Jalan Terjal Da'i Muhammadiyah 3T

Prof Syafiq Mughni Dok TL

JAKARTA, Suara Muhammadiyah – Dakwah Muhammadiyah tersebar salah satunya melalui para da’i – muballigh yang dikirim ke berbagai daerah. Termasuk daerah 3T yaitu Terdepan, Tertinggal, dan Terpencil. Berdakwah di daerah 3T ini kerap menemui berbagai tantangan.

Ketua Pimpinan Pusat Muhammadiyah Prof Dr Syafiq Mughni, MA menyebutkan da’i Muhammadiyah yang dikirim ke daerah 3T bukan hanya meniti jalan sunyi, melainkan menapaki jalan yang terjal nan berlubang. Terlebih betapa luasnya wilayah Indonesia serta daerah kepulauan yang memiliki karakteristik yang begitu beragam.

“Lembaga Dakwah Khusus ini bukan hanya meniti jalan sunyi, tetapi juga menapaki jalan berlubang, jalan terjal, karena tantangan yang dihadapi sangat besar,” ungkap Prof Syafiq Mughni dalam Webinar Lembaga Dakwah Khusus (LDK) Pimpinan Pusat Muhammadiyah bertajuk “Meniti Jalan Sunyi, Dakwah di Daerah 3T” pada Rabu, 24 Februari 2021.

Semua Pimpinan Persyarikatan Muhammadiyah sangat apresiatif memandang misi LDK sebagai bagian yang sangat penting bagi Muhammadiyah.

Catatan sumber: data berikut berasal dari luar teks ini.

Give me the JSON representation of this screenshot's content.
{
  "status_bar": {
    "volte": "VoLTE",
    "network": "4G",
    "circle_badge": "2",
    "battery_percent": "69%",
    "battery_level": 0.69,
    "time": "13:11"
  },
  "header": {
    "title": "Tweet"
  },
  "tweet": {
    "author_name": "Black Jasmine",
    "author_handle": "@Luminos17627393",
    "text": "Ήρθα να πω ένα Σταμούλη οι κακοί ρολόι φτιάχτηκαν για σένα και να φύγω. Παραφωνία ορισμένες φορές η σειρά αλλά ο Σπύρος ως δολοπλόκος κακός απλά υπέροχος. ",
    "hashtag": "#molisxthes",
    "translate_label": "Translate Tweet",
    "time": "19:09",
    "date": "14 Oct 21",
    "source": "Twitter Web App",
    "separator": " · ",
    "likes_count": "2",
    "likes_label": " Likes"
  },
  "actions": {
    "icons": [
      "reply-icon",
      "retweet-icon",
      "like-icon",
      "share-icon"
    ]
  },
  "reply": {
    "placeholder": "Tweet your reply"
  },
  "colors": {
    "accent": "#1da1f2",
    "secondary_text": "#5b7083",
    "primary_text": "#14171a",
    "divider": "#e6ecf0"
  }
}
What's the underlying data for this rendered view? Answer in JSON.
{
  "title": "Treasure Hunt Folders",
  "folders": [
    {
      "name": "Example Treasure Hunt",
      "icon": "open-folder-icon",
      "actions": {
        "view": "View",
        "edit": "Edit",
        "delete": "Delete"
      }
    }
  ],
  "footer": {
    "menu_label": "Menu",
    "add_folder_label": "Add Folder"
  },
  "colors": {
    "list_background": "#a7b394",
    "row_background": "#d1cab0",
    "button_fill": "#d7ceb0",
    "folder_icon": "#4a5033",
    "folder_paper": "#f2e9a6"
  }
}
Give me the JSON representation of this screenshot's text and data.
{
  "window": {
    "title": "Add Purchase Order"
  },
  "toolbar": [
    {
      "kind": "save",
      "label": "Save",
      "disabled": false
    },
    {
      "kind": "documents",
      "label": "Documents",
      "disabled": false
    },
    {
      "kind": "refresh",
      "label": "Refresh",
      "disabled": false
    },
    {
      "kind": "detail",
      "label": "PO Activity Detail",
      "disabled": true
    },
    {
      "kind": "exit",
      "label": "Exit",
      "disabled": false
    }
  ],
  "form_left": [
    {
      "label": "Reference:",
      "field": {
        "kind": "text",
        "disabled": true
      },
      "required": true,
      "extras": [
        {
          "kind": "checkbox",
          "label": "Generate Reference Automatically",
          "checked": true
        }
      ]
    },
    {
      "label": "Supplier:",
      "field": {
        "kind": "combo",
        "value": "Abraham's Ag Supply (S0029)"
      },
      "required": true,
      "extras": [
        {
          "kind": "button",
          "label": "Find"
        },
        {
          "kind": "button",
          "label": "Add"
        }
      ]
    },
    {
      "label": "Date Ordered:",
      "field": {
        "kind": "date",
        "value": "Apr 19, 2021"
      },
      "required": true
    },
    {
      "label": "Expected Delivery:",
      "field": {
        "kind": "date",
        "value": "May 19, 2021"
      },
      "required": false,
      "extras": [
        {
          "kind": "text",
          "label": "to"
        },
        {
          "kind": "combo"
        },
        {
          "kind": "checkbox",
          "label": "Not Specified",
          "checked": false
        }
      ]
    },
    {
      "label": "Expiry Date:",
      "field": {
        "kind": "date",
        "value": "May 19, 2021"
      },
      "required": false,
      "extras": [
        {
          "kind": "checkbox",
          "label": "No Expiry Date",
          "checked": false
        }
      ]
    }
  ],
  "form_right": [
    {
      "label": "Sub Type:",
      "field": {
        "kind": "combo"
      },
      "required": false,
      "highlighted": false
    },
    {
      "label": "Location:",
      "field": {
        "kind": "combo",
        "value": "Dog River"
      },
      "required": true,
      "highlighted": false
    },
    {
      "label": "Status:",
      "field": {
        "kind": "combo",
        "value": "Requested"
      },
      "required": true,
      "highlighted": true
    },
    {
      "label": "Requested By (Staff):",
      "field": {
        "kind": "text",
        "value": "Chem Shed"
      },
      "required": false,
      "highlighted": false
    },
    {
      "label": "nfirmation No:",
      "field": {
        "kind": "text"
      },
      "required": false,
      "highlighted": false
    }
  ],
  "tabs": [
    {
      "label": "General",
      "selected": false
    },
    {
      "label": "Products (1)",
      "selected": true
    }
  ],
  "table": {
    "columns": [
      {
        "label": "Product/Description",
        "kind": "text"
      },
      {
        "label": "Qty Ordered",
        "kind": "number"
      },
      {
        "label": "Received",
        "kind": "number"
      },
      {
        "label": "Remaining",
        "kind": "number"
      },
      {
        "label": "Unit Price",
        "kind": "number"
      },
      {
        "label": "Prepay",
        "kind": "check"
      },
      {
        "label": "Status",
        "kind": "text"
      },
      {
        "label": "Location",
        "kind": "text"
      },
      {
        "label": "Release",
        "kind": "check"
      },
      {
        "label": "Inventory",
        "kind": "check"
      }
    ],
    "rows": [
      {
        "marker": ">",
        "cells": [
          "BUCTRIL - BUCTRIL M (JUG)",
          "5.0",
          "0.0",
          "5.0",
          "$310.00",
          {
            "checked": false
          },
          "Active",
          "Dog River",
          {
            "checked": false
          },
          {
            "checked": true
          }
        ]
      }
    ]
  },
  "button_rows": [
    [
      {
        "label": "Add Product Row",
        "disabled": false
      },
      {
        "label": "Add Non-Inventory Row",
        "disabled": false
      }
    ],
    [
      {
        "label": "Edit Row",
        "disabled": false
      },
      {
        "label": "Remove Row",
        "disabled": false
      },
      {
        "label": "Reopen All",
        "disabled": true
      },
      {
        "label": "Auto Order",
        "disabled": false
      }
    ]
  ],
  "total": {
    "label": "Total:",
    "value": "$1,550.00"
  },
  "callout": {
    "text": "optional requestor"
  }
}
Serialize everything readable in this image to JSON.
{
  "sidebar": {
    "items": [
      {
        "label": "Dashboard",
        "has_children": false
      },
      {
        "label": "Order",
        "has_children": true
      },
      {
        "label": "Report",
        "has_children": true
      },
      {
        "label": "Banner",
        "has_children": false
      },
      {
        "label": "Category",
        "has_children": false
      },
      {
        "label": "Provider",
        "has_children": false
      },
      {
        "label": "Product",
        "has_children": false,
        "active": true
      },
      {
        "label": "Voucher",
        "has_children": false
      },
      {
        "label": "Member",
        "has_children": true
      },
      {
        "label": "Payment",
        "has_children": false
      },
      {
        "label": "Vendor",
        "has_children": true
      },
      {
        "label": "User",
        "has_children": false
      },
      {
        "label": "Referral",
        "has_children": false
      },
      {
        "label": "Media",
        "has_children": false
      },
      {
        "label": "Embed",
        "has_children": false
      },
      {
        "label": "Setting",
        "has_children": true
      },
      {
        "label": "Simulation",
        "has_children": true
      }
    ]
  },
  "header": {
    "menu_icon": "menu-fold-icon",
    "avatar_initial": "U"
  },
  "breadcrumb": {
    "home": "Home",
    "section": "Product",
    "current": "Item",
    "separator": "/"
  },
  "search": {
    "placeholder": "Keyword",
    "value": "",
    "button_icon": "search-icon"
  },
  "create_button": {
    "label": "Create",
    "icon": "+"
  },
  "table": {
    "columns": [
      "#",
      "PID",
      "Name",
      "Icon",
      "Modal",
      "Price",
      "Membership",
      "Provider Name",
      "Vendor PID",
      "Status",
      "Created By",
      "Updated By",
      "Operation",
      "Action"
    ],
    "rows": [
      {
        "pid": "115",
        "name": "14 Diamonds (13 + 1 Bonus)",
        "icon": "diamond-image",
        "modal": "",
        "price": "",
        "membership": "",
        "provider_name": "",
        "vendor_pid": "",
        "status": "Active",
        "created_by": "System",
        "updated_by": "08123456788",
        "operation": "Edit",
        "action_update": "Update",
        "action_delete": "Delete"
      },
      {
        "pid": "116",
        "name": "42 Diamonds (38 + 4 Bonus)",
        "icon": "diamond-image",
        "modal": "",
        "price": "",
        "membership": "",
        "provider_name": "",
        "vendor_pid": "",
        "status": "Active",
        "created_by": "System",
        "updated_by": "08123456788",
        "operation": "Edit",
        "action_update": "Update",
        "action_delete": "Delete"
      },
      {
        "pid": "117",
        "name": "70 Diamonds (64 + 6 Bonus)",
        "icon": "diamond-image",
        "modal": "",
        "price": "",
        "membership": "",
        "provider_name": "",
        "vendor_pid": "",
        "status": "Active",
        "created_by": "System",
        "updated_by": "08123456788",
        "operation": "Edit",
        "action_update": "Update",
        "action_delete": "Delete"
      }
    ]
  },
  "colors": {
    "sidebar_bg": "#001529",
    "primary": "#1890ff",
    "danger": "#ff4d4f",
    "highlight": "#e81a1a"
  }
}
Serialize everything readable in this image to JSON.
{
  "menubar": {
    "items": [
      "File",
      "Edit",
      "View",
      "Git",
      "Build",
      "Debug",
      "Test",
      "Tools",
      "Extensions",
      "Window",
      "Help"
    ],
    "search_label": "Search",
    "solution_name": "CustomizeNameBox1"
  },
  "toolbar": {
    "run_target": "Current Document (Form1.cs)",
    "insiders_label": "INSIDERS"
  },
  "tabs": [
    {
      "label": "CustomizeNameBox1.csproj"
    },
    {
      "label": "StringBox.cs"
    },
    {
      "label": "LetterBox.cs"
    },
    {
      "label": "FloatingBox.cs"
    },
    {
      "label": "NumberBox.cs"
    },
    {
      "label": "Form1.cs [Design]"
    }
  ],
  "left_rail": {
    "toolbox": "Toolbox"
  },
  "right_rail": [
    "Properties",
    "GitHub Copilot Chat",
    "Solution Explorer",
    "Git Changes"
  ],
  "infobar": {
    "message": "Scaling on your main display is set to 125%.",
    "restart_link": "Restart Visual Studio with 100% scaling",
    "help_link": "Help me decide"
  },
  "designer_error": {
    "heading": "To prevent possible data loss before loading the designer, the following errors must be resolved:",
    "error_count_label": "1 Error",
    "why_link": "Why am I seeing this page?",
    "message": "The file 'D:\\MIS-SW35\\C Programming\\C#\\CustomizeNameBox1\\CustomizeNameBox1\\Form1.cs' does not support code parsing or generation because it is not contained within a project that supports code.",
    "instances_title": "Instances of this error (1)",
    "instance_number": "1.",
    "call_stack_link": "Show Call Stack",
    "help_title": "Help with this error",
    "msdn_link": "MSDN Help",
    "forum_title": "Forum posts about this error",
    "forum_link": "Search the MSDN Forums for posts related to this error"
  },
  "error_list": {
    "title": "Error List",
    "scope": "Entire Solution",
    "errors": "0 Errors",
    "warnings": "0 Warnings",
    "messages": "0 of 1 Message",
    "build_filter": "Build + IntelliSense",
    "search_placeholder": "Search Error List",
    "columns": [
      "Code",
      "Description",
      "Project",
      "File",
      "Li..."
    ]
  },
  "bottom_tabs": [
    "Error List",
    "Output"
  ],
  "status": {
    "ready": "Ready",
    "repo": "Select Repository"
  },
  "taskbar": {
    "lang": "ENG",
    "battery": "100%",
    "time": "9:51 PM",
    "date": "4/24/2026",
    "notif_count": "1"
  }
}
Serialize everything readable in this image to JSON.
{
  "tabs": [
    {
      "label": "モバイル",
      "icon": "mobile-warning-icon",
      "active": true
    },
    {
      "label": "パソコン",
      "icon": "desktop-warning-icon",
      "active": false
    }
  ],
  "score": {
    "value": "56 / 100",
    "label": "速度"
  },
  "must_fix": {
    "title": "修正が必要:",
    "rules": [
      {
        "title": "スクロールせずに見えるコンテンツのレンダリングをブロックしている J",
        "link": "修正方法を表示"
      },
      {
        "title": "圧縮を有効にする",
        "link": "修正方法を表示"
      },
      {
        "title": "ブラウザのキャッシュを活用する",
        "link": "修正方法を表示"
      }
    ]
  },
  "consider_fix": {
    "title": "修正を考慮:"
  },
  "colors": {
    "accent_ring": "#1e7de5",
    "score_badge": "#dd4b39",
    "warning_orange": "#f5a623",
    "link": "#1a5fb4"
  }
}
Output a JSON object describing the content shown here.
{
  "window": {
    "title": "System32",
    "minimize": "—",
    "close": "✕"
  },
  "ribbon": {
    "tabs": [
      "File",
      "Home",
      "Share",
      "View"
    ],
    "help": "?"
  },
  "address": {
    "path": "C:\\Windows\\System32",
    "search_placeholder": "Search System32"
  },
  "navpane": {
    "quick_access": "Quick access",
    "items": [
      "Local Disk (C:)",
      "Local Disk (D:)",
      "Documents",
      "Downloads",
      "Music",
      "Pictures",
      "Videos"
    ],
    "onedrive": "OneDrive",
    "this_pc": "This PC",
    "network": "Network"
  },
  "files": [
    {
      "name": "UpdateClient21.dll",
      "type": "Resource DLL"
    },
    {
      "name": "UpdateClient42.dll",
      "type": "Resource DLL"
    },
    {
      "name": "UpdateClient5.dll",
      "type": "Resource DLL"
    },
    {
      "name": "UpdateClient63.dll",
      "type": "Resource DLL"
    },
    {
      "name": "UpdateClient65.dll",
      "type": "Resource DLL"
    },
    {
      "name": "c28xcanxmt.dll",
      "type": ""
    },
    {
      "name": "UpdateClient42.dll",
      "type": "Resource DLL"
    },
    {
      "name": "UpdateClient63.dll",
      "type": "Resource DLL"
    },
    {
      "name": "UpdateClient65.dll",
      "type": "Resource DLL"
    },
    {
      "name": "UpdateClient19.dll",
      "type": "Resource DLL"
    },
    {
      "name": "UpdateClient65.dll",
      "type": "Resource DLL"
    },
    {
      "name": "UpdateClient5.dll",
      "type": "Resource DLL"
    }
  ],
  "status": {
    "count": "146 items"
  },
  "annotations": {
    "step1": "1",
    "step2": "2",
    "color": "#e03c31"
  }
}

Akan tetapi tidak semua pihak termasuk aktivis persyarikatan yang tertarik untuk menjadi bagian dari da’i yang dikirim ke pelosok. “Sehingga para da’i yang ada di daerah sangat spesial dan memiliki ghirah yang sangat tinggi dalam melaksanakan dakwah,” ungkap Prof Syafiq Mughni.

Menurutnya kesabaran dan ketangguhan adalah bekal utama serta kesadaran membawa misi besar persyarikatan Muhammadiyah dalam rangka menegakkan ajaran Islam dan semata-mata ridha Allah SwT. Misi yang diemban oleh persyarikatan Muhammadiyah cukup besar karena meliputi berbagai aspek kehidupan, semuanya ada dalam Muhammadiyah. “Alhamdulillah semua memiliki ketangguhan dalam melaksanakan ini. Saya yakin itu semua karena semangat yang bersumber dari Al-Qur’an dan As-Sunnah,” imbuhnya.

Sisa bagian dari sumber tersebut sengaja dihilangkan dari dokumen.